Evaluation of some Trichoderma spp. Protease and Lipase Activity and Its Effect on Biocontrol of Tomato Root-knot Nematode (Meloidogyne javanica)

Document Type : Research Article



Introduction: Among crop culture, tomato (Lycopersicum esculentum L.) is an important vegetable crop that grown throughout the world in open as well as protected cultivation. Iran ranks sixth among tomato producing countries. One of the biggest challenges in modern agriculture worldwide, is the management of soil-borne plant pathogens, including plant-parasitic nematodes. Among plant parasite nematodes, root-knot nematode genus Meloidogyne spp. (RKN) is one of the most important nematodes in a wide spectrum of crops that causes serious damage in most agricultural crops worldwide. The eggshell of root-knot nematode is containing 50% protein, 30% chitin and 20% lipid and Species of Trichoderma due to the production of the high level of many hydrolytic enzymes, are used as \ biocontrol agents of plant pathogens.
Material and Methods: In the current study, extracellular protease and lipase activity of 15 isolates of four species of Trichoderma spp. including T. harzianum, T. virens, T. konigii and T. saturnisporum were investigated to their biocontrol effects on tomato root-knot nematode in the greenhouse. These Trichoderma isolates were cultured on Potato Dextrose Agar (PDA) media for 7 days and were used to prepare inoculation of Trichoderma. In order to prepare Trichoderma inoculum, we used sterilized wheat as the substrate contains Trichoderma fresh culture and after that incubated in 28ºC for 12 days. The Meloidogyne javanica pure population was prepared and tomato seedlings were inoculated with 2000 of the fresh egg of nematode and 1×107 different Trichoderma strain conidia and were kept in greenhouse conditions. The enzyme activity was assessed based on the colorimetric method using a special substrate as the only energy source for Trichoderma isolates. We used casein as the substrate for protease and extra-pure olive oil as the substrate for lipase activity assessment.
Result and Discussion: According to the enzyme activity results, the highest protease activity was in the isolates T. harzianum BI, T. virens T65 and T. virens T64 and the lowest protease activity was in isolates T. harzianum T16A, T. saturnisporum T12 and T. saturnisporum T12N, respectively. The highest lipase activity was in T. harzianum T19, T. virens T6 and T. virens T65 and the lowest lipase activity were in T. harzianum T14N, T. harzianum T16A and T. harzianum T16. Based on the greenhouse results, T.BI, T65 and T6 isolates were the highest effective isolates and T12N, T12 and T16 reported as the lowest effective isolates in the biocontrol of root-knot nematode on infected tomato plants. Also, according to the results of correlation between protease and lipase activity and nematode reproduction factor, the correlation coefficient between enzyme activity and nematode reproduction factor for protease activity measured R2=0.83 and for lipase activity measured R2=0.42 which given the constituents of the root-knot eggshell and larvae cuticle that contains high amounts of protein, this is understandable. There are many reports about the effects of protease and chitinase on the induction of resistance against plant pathogens in plants. An investigation on the effect of Trichoderma isolates extracellular protease level on the biocontrol ability of these isolates against tomato root-knot nematode showed that the higher number of protease-encoding genes copies increases the biocontrol ability of these isolates.

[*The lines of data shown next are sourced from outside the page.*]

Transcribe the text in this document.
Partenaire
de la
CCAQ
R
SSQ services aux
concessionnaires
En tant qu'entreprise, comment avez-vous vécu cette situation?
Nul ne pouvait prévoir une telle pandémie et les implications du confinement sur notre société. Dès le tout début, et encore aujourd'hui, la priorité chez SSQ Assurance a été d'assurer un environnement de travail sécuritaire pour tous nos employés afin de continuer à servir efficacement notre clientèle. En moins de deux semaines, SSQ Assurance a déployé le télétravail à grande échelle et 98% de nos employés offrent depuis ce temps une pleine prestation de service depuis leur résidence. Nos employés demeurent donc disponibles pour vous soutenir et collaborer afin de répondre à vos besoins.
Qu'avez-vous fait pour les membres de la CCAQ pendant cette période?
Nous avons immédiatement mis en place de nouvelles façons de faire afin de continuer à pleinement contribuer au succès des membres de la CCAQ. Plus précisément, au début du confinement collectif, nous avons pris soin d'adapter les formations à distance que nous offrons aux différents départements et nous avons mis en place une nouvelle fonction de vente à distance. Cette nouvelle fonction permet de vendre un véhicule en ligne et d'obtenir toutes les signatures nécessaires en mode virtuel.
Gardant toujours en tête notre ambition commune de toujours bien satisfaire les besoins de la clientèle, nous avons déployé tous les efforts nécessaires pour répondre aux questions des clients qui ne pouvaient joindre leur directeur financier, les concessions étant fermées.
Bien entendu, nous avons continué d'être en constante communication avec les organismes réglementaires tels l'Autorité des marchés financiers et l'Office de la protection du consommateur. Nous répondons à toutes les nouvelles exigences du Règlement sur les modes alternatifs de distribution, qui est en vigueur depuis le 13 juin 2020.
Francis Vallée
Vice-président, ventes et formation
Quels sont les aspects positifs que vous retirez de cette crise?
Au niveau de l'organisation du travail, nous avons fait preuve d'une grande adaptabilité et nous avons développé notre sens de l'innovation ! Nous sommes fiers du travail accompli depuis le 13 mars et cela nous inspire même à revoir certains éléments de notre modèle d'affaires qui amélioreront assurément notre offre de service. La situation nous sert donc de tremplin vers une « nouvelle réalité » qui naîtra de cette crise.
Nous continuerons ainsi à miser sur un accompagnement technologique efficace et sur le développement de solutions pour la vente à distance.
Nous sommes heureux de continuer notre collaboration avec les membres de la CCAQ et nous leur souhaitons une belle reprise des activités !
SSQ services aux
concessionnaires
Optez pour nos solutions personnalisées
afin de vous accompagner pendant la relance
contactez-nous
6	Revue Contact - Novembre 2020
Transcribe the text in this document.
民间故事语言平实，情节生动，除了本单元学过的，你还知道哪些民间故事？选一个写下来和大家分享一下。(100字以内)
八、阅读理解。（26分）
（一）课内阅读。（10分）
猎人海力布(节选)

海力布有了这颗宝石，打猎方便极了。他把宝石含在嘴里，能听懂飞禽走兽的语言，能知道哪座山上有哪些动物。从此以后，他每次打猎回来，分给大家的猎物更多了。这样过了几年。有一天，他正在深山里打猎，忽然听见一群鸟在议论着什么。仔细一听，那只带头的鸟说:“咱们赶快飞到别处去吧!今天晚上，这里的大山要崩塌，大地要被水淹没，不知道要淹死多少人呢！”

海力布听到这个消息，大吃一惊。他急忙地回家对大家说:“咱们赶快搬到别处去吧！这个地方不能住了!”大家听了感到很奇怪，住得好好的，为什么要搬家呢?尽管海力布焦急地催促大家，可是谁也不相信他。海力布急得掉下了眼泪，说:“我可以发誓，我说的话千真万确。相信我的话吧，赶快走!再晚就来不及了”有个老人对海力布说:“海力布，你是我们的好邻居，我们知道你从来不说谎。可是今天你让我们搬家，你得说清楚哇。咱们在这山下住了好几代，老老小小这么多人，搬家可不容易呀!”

Conclusion: Root-knot nematode is one of the most important damaging agents on tomato plants. It is difficult to control this endo-parasite nematode because of its wide host range, short life cycle, and high reproductive potential. The activation of the plant's own defense system through biotic and abiotic agents, called elicitors, has been considered as a focus of research only in recent years for the control of plant pathogens. The resulting elevated resistance due to an inducing agent upon infection by a pathogen is called induced systemic resistance (ISR) or systemic acquired resistance (SAR). Several abiotic and biotic agents have been reported to induce resistance against plant-parasitic nematodes. So far, many pieces of research have done on the use of different species of Trichoderma as biological control agents of plant pathogens. The ability to produce high amounts of chitinase, protease and glucanase enzymes made this isolates as a biocontrol agent of a wide range of plant pathogens. Overall, there is no sure whether or not a biocontrol agent is successful in controlling a particular pathogen, and many variables influence the success rate of biocontrol agents in natural environments.